実態のない架空取引を繰り返す「循環取引」で決算を粉飾したとして、金融商品取引法違反(有価証券報告書の虚偽記載など)罪に問われた人工知能(AI)開発会社「オルツ」の元執行役員浅井勝也(46)、元財務経理部長有泉隆行(53)両被告と、法人としての同社の初公判が9日、東京地裁(宮田祥次裁判官)であった。2人と同社はいずれも起訴内容を認めた。
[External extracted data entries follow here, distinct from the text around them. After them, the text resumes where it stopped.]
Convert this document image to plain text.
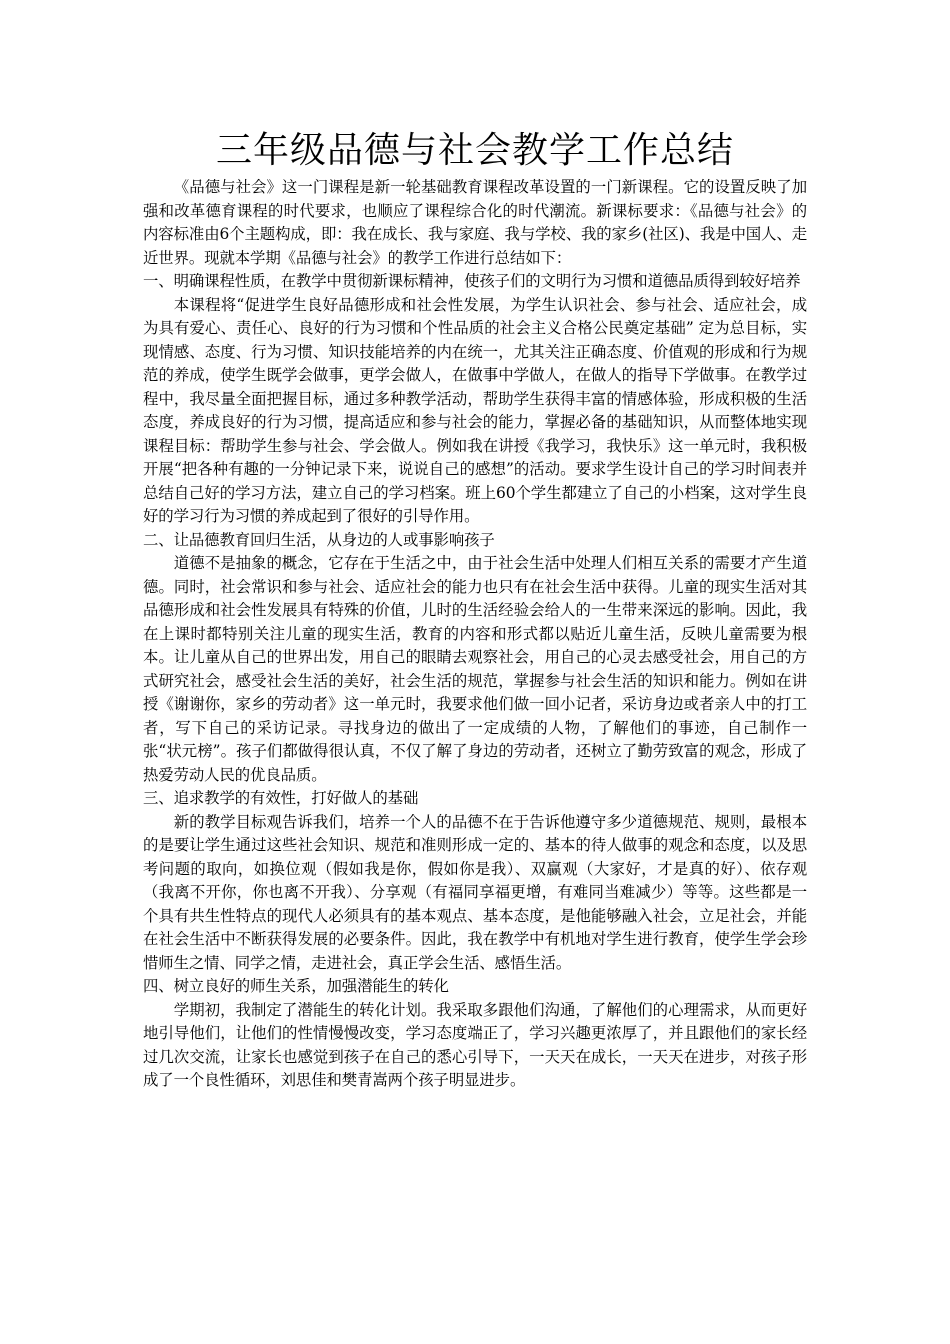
三年级品德与社会教学工作总结

《品德与社会》这一门课程是新一轮基础教育课程改革设置的一门新课程。它的设置反映了加强和改革德育课程的时代要求，也顺应了课程综合化的时代潮流。新课标要求：《品德与社会》的内容标准由6个主题构成，即：我在成长、我与家庭、我与学校、我的家乡(社区)、我是中国人、走近世界。现就本学期《品德与社会》的教学工作进行总结如下：

一、明确课程性质，在教学中贯彻新课标精神，使孩子们的文明行为习惯和道德品质得到较好培养

本课程将“促进学生良好品德形成和社会性发展，为学生认识社会、参与社会、适应社会，成为具有爱心、责任心、良好的行为习惯和个性品质的社会主义合格公民奠定基础” 定为总目标，实现情感、态度、行为习惯、知识技能培养的内在统一，尤其关注正确态度、价值观的形成和行为规范的养成，使学生既学会做事，更学会做人，在做事中学做人，在做人的指导下学做事。在教学过程中，我尽量全面把握目标，通过多种教学活动，帮助学生获得丰富的情感体验，形成积极的生活态度，养成良好的行为习惯，提高适应和参与社会的能力，掌握必备的基础知识，从而整体地实现课程目标：帮助学生参与社会、学会做人。例如我在讲授《我学习，我快乐》这一单元时，我积极开展“把各种有趣的一分钟记录下来，说说自己的感想”的活动。要求学生设计自己的学习时间表并总结自己好的学习方法，建立自己的学习档案。班上60个学生都建立了自己的小档案，这对学生良好的学习行为习惯的养成起到了很好的引导作用。

二、让品德教育回归生活，从身边的人或事影响孩子

道德不是抽象的概念，它存在于生活之中，由于社会生活中处理人们相互关系的需要才产生道德。同时，社会常识和参与社会、适应社会的能力也只有在社会生活中获得。儿童的现实生活对其品德形成和社会性发展具有特殊的价值，儿时的生活经验会给人的一生带来深远的影响。因此，我在上课时都特别关注儿童的现实生活，教育的内容和形式都以贴近儿童生活，反映儿童需要为根本。让儿童从自己的世界出发，用自己的眼睛去观察社会，用自己的心灵去感受社会，用自己的方式研究社会，感受社会生活的美好，社会生活的规范，掌握参与社会生活的知识和能力。例如在讲授《谢谢你，家乡的劳动者》这一单元时，我要求他们做一回小记者，采访身边或者亲人中的打工者，写下自己的采访记录。寻找身边的做出了一定成绩的人物，了解他们的事迹，自己制作一张“状元榜”。孩子们都做得很认真，不仅了解了身边的劳动者，还树立了勤劳致富的观念，形成了热爱劳动人民的优良品质。

三、追求教学的有效性，打好做人的基础

新的教学目标观告诉我们，培养一个人的品德不在于告诉他遵守多少道德规范、规则，最根本的是要让学生通过这些社会知识、规范和准则形成一定的、基本的待人做事的观念和态度，以及思考问题的取向，如换位观（假如我是你，假如你是我）、双赢观（大家好，才是真的好）、依存观（我离不开你，你也离不开我）、分享观（有福同享福更增，有难同当难减少）等等。这些都是一个具有共生性特点的现代人必须具有的基本观点、基本态度，是他能够融入社会，立足社会，并能在社会生活中不断获得发展的必要条件。因此，我在教学中有机地对学生进行教育，使学生学会珍惜师生之情、同学之情，走进社会，真正学会生活、感悟生活。

四、树立良好的师生关系，加强潜能生的转化

学期初，我制定了潜能生的转化计划。我采取多跟他们沟通，了解他们的心理需求，从而更好地引导他们，让他们的性情慢慢改变，学习态度端正了，学习兴趣更浓厚了，并且跟他们的家长经过几次交流，让家长也感觉到孩子在自己的悉心引导下，一天天在成长，一天天在进步，对孩子形成了一个良性循环，刘思佳和樊青嵩两个孩子明显进步。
事件では元社長米倉千貴(48)、前社長日置友輔(35)両被告も起訴されている。
検察側は冒頭陳述で、創業者の米倉被告は新規上場を目指していたが、同社開発のAI議事録作成サービスの売り上げが期待ほど上がらず、2020年6月ごろから循環取引を始めたと指摘。営業担当だった浅井被告は不正加担先との調整を担い、経理担当だった有泉被告は架空の売上高の計上を承認したなどとした。
被告人質問で浅井被告は「当初は一時的な手段だったが、引くに引けなくなった」と説明。有泉被告は「発案者は米倉被告で、反対意見は受け入れてもらえなかった」と述べた。
起訴状によると、4人は共謀し、24年9月、22年1月~24年6月の売上高を計約84億円過大に記載した有価証券届出書を関東財務局に提出。東証グロース上場後の25年3月には、24年の売上高を約49億円水増しした有価証券報告書を提出したとされる。